Les interventions de plus en plus de parlementaires relèvent, par ailleurs, plus du groupe de parole que de l'assemblée délibérante. Pour toute une génération, certaines d'entre elles font immanquablement penser aux sorties de Michelle, ce personnage du teen movie American Pie qui, sempiternellement, racontait ses expériences en «stage d'été».

On intervient désormais «en tant que» –papa, maman, ancien manager, prof, fils, etc. Cette incapacité largement partagée à transcender sa condition personnelle afin de se faire représentant du peuple est-elle liée à un défaut de culture politique ou à une grande fatigue démocratique?

À peine élus, ou de plus en plus tôt avant les élections suivantes, les interventions des responsables politiques se font aussi les échos des tactiques et alliances à venir. On apprend que tel ou telle ministre «vise» la mairie de Paris alors que les élections municipales ne sont prévues que pour 2026 –Jacques Chirac, lui, n'avait déclaré sa candidature qu'en janvier 1977, pour un scrutin se tenant en mars.

Concernant La France insoumise, on ne comprend absolument pas les changements de ligne politique au fil des jours. Au Rassemblement national, on ne dit rien: n'existe que le monolithisme de la direction. Dans la majorité, le sénateur de la Côte-d'Or (LREM) nous apprend qu'il «a dîné la veille à Matignon» (ce qui préoccupe le lecteur), mais rien de politique en soi (ce qui tient chez lui d'une remarquable continuité).

On sait plus qui a été l'ami, le colocataire, le concubin de qui, que qui pense quoi –ni d'ailleurs s'ils pensent. On connaît plus les menus des cantines de nos assemblées et leur part de bio que l'ordre du jour des séances. Et alors que la France souffre d'une crise énergétique, sur les causes réelles de laquelle la représentation nationale peine à donner des raisons logiques et compréhensibles, l'Assemblée nationale annonçait, en octobre dernier, les mesures qu'elle comptait mettre en place en son sein, afin de diminuer sa consommation d'énergie. En bref: «Intervilles» incarnait davantage le tragique de l'histoire que la vie politique française actuelle.

Cela concerne également de plus en plus d'assemblées locales, où les querelles d'egos s'étalent, et ce, sans même aller jusqu'à la sordide affaire de Saint-Étienne qui a vu cinq personnes, dont le maire Gaël Perdriau, être mises en examen pour une histoire de chantage politique à la sextape.
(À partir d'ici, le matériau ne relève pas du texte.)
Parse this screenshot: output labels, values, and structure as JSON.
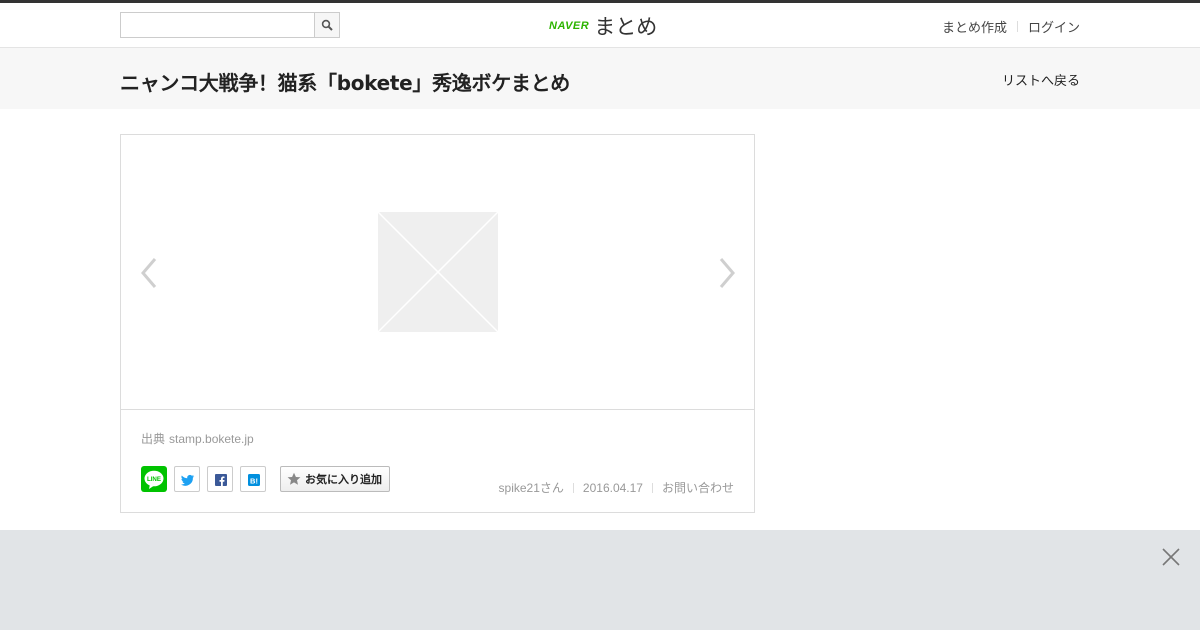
{
  "header": {
    "search": {
      "value": "",
      "placeholder": ""
    },
    "logo": {
      "brand": "NAVER",
      "name": "まとめ"
    },
    "nav": [
      {
        "label": "まとめ作成"
      },
      {
        "label": "ログイン"
      }
    ]
  },
  "title_bar": {
    "title": "ニャンコ大戦争！猫系「bokete」秀逸ボケまとめ",
    "back_label": "リストへ戻る"
  },
  "card": {
    "source_prefix": "出典",
    "source_domain": "stamp.bokete.jp",
    "share_buttons": [
      {
        "name": "line",
        "text": "LINE",
        "color": "#00c300"
      },
      {
        "name": "twitter",
        "color": "#1da1f2"
      },
      {
        "name": "facebook",
        "color": "#3b5998"
      },
      {
        "name": "hatena",
        "text": "B!",
        "color": "#008fde"
      }
    ],
    "favorite_label": "お気に入り追加",
    "author": "spike21さん",
    "date": "2016.04.17",
    "contact_label": "お問い合わせ"
  },
  "colors": {
    "brand_green": "#2db400",
    "ad_background": "#e1e4e7"
  }
}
On connaît mieux la température dans les bâtiments municipaux que les mesures embarrassantes des plans locaux d'urbanisme... La politique se délitant, le résiduel se fait maître.

Comme une partie de Cluedo au sommet de l'État

Il est également plus que fréquent de voir des sujets télévisés mentionner des succédanés de révolution de palais, citant «un ministre», «un conseiller ministériel», «un proche du président». Ce qui relevait autrefois de la brève, c'est-à-dire de l'anecdotique, devient l'alpha et l'oméga de notre actualité politique. L'état d'esprit de l'équipe du président de la République préoccupe plus certains analystes que celui des Français.

Ces récits plus ou moins intéressants donnent l'impression qu'en haut lieu, on joue éternellement à Henri III faisant estourbir le duc de Guise, qu'on complote sans fin et que, de surcroît, il ne s'agit que d'une lutte des places. Qui pour succéder à la Première ministre?, se demande-t-on. Jamais quelle politique. On voudrait décrédibiliser la représentation nationale, on ne s'y prendrait pas autrement. L'écho des savanes politiques sert surtout à fabriquer d'éternelles révolutions de palais et à masquer le déficit de pouvoir de nos institutions.

La vie politique donne pour impératif à ses participants de se raconter, de paraître –dans Playboy ou ailleurs. Le fameux «récit» qui serait le «graal» de chacun est d'abord un récit de soi. Et si le Sénat évolue plus lentement que l'Assemblée nationale dans cette voie, il sera rattrapé lui aussi. Il y a toujours eu des ambitions, des coups bas, des querelles, des comportements condamnables dans notre vie politique. Mais elle ne se résumait pas à cela. Maintenant, c'est le cas.